Buying your first home can seem like an overwhelming task. Luckily, a new incentive created by the federal government helps first time home buyers take the plunge on this big investment by targeting affordability.
The First-Time Homebuyer Incentive (FTHBI) aims to lower monthly mortgage payments without increasing down payment costs. Here is a breakdown of the key things you should know about the incentive.
Although this sounds like a win-win opportunity, there are some things you'll want to think about before applying.
Eligibility is quite difficult to maintain for various reasons. Run by Canada’s federal housing agency, the FTHB Incentive doubles as a shared-equity mortgage program, meaning they do take part in your homeownership journey. The incentive, under the Canada Mortgage and Housing Corporation, will offer new homeowners 10 percent towards the down payment of a new build, or 5 percent towards a resale, both interest-free.
Heres the catch, the combined income of both homeowners can not exceed $120,000, which may seem unapproachable for those hoping to apply. This also means that the maximum property value under this program is only roughly $560,000, seemingly unrealistic for the cities housing market value.

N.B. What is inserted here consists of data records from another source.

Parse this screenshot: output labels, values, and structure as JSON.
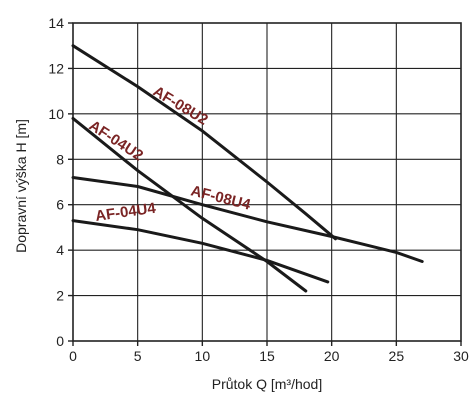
{
  "chart_data": {
    "type": "line",
    "xlabel": "Průtok Q [m³/hod]",
    "ylabel": "Dopravní výška H [m]",
    "xlim": [
      0,
      30
    ],
    "ylim": [
      0,
      14
    ],
    "x_ticks": [
      "0",
      "5",
      "10",
      "15",
      "20",
      "25",
      "30"
    ],
    "y_ticks": [
      "0",
      "2",
      "4",
      "6",
      "8",
      "10",
      "12",
      "14"
    ],
    "grid": true,
    "series": [
      {
        "name": "AF-08U2",
        "points": [
          [
            0,
            13.0
          ],
          [
            5,
            11.2
          ],
          [
            10,
            9.25
          ],
          [
            15,
            7.0
          ],
          [
            18,
            5.6
          ],
          [
            20.3,
            4.5
          ]
        ]
      },
      {
        "name": "AF-04U2",
        "points": [
          [
            0,
            9.8
          ],
          [
            5,
            7.5
          ],
          [
            10,
            5.4
          ],
          [
            15,
            3.5
          ],
          [
            18,
            2.2
          ]
        ]
      },
      {
        "name": "AF-08U4",
        "points": [
          [
            0,
            7.2
          ],
          [
            5,
            6.8
          ],
          [
            10,
            6.0
          ],
          [
            15,
            5.25
          ],
          [
            20,
            4.6
          ],
          [
            25,
            3.9
          ],
          [
            27,
            3.5
          ]
        ]
      },
      {
        "name": "AF-04U4",
        "points": [
          [
            0,
            5.3
          ],
          [
            5,
            4.9
          ],
          [
            10,
            4.3
          ],
          [
            15,
            3.55
          ],
          [
            19.7,
            2.6
          ]
        ]
      }
    ]
  }
}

With every loan comes to the pay back plan, however, in this case, there are only two certainties. The loan must be paid back if you were to ever sell your home, or within a 25 year period.
The federal government has taken a step in the right direction when it comes to targeting affordability in an always spiralling housing market. Although every incentive comes with its hidden snags, the FTHB will ultimately help first time home buyers make this life-changing investment.